James made his name between 1920 and 1930, when he began collecting Surrealist art – he was a patron of De Chirico, Magritte and Dalí, with whom he collaborated to produce the Lobster Telephone and the iconic, red-satin Mae West Lips Sofa. In 1948, having spent the Second World War in Los Angeles, James went to Mexico with a friend to look for a site to house his growing orchid collection. It was there that his most fantastic excesses were to find expression.
The travellers came upon the delicious pools of Las Pozas, in the north-eastern highlands of the Sierra Gorda mountains, and James’s friend immediately stripped off for a swim. As he sunned himself afterwards on a rocky outcrop, a cloud of smoky-mauve butterflies appeared suddenly and covered his entire body. James took this as a Surrealist and erotic sign and purchased the land. Over the next 20 years, he paid annual visits to Las Pozas, constantly adding new orchids: by 1965, he had 18,000 plants.
But madre de la naturaleza was not on his side and a freak three-day snowstorm killed the whole collection. So James began instead to cultivate giant plants made of concrete – to say nothing of towers, obelisks, pavilions, bridges and spiral staircases.
Each year he would go to the nearby town of Xilitla to give the designs to another friend, Plutarco Gastelum, who was foreman for the construction of the wooden forms on which James’s fantasies were based.

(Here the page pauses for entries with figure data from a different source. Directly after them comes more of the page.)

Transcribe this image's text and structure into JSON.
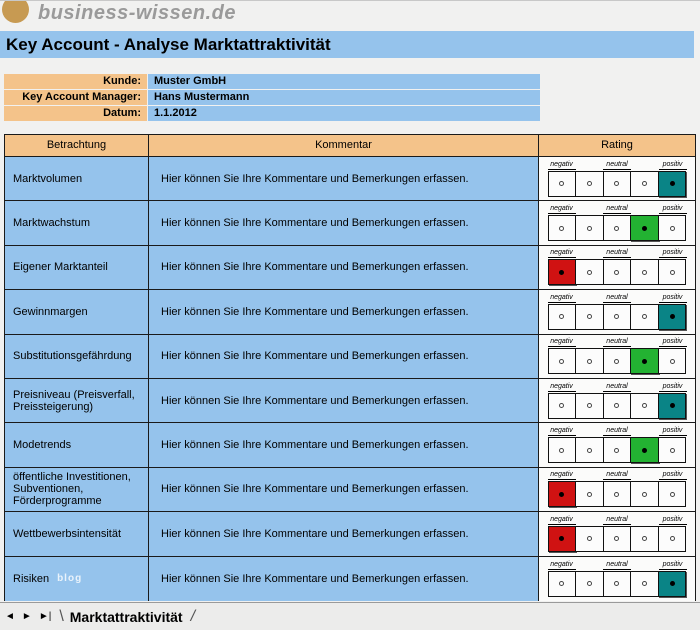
{
  "logo": {
    "text": "business-wissen.de"
  },
  "title": "Key Account - Analyse Marktattraktivität",
  "fields": [
    {
      "label": "Kunde:",
      "value": "Muster GmbH"
    },
    {
      "label": "Key Account Manager:",
      "value": "Hans Mustermann"
    },
    {
      "label": "Datum:",
      "value": "1.1.2012"
    }
  ],
  "table": {
    "headers": [
      "Betrachtung",
      "Kommentar",
      "Rating"
    ],
    "rating_scale_labels": [
      "negativ",
      "neutral",
      "positiv"
    ],
    "rows": [
      {
        "betrachtung": "Marktvolumen",
        "kommentar": "Hier können Sie Ihre Kommentare und Bemerkungen erfassen.",
        "rating": 5,
        "watermark": ""
      },
      {
        "betrachtung": "Marktwachstum",
        "kommentar": "Hier können Sie Ihre Kommentare und Bemerkungen erfassen.",
        "rating": 4,
        "watermark": ""
      },
      {
        "betrachtung": "Eigener Marktanteil",
        "kommentar": "Hier können Sie Ihre Kommentare und Bemerkungen erfassen.",
        "rating": 1,
        "watermark": ""
      },
      {
        "betrachtung": "Gewinnmargen",
        "kommentar": "Hier können Sie Ihre Kommentare und Bemerkungen erfassen.",
        "rating": 5,
        "watermark": ""
      },
      {
        "betrachtung": "Substitutionsgefährdung",
        "kommentar": "Hier können Sie Ihre Kommentare und Bemerkungen erfassen.",
        "rating": 4,
        "watermark": ""
      },
      {
        "betrachtung": "Preisniveau (Preisverfall, Preissteigerung)",
        "kommentar": "Hier können Sie Ihre Kommentare und Bemerkungen erfassen.",
        "rating": 5,
        "watermark": ""
      },
      {
        "betrachtung": "Modetrends",
        "kommentar": "Hier können Sie Ihre Kommentare und Bemerkungen erfassen.",
        "rating": 4,
        "watermark": ""
      },
      {
        "betrachtung": "öffentliche Investitionen, Subventionen, Förderprogramme",
        "kommentar": "Hier können Sie Ihre Kommentare und Bemerkungen erfassen.",
        "rating": 1,
        "watermark": ""
      },
      {
        "betrachtung": "Wettbewerbsintensität",
        "kommentar": "Hier können Sie Ihre Kommentare und Bemerkungen erfassen.",
        "rating": 1,
        "watermark": ""
      },
      {
        "betrachtung": "Risiken",
        "kommentar": "Hier können Sie Ihre Kommentare und Bemerkungen erfassen.",
        "rating": 5,
        "watermark": "blog"
      }
    ]
  },
  "rating_colors": {
    "1": "#d01212",
    "4": "#23b232",
    "5": "#0a8486"
  },
  "sheet_bar": {
    "tab": "Marktattraktivität",
    "nav": [
      {
        "name": "scroll-left-icon",
        "glyph": "◄"
      },
      {
        "name": "scroll-right-icon",
        "glyph": "►"
      },
      {
        "name": "scroll-last-icon",
        "glyph": "►|"
      }
    ]
  },
  "colors": {
    "accent_blue": "#95c3ec",
    "accent_tan": "#f4c38a",
    "logo_gold": "#c79a52"
  }
}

The 20-acre garden straddles a breath-stopping, Lalique-green river, flowing through the smooth, rock-edged pools from which its Spanish name, Las Pozas, is derived. During the rainy season, waterfalls course into them from a 150m (500ft) rock face, on which flourish 18m (60ft) to 24m (80ft) trees and bamboos. Hidden within the rainforest is a surreal concrete jungle enormous man-made trees, bamboos and flowers – many painted in once-bright colours – that range in height from 1.2m (4ft) to 9m (30ft).

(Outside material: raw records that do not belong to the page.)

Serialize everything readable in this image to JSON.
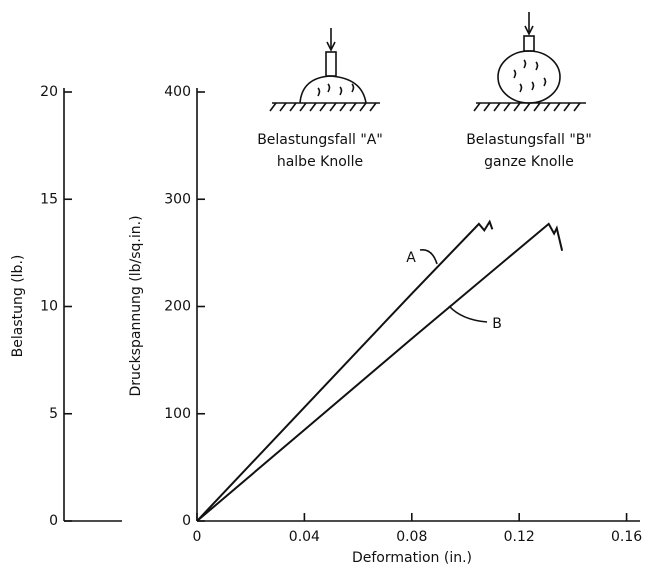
{
  "chart_data": {
    "type": "line",
    "xlabel": "Deformation (in.)",
    "ylabel": "Druckspannung (lb/sq.in.)",
    "y2label": "Belastung (lb.)",
    "case_a_title": "Belastungsfall \"A\"",
    "case_a_subtitle": "halbe Knolle",
    "case_b_title": "Belastungsfall \"B\"",
    "case_b_subtitle": "ganze Knolle",
    "xlim": [
      0,
      0.165
    ],
    "xticks": [
      0,
      0.04,
      0.08,
      0.12,
      0.16
    ],
    "ylim": [
      0,
      400
    ],
    "yticks": [
      0,
      100,
      200,
      300,
      400
    ],
    "y2lim": [
      0,
      20
    ],
    "y2ticks": [
      0,
      5,
      10,
      15,
      20
    ],
    "series": [
      {
        "name": "A",
        "color": "#111111",
        "x": [
          0,
          0.04,
          0.08,
          0.105,
          0.107,
          0.109,
          0.11
        ],
        "values": [
          0,
          106,
          212,
          277,
          271,
          279,
          272
        ]
      },
      {
        "name": "B",
        "color": "#111111",
        "x": [
          0,
          0.04,
          0.08,
          0.12,
          0.131,
          0.133,
          0.134,
          0.136
        ],
        "values": [
          0,
          85,
          170,
          254,
          277,
          268,
          273,
          252
        ]
      }
    ]
  }
}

The main entrance to the garden is through the Gateway of Snakes, a giant avenue of stone serpents. Other crazy creations are the Terrace of the Tigers, the House of Three Storeys (which actually has five), the Palace, and the Cinema, with its six flights of Escher-style staircases. James was wild about animals of all sorts, travelling the world with snakes in his luggage, and many of the garden pavilions were designed to hold an aviary or a menagerie.
James designed more than 220 concrete structures over four decades, at any one time employing up to 150 of Xilitla’s menfolk to build them. The cost is estimated to have been at least $5 million (more than £10m today). In the 1970s, he sold what was by then the world’s largest and most important collection of Surrealist art to fund the garden.
James died in 1984, leaving the glory of Las Pozas but no money for its upkeep, to his adopted Mexican family, the Gastelums. The marvellous sculptures are slowly being overtaken by jungle and are beginning to erode – some of the steel-reinforcing is now exposed. The complex lighting system at each pavilion is defunct and rusting. A few can be rented for holidays, but it is rumoured that many snakes also take the night air in the garden.
There have been negotiations with American financial foundations over a long-term plan to renovate and conserve this site of world importance to art and gardening. But efforts have stalled. In the meantime, Plutarco Gastelum, son of James’s foreman, is preparing to unveil rarely seen drawings and some of the massive moulds for the structures at a new exhibition in Xilitla next month. It will be well worth a visit.
James said, near the end of his life, that if he had not been so rich, he would have been a gardener.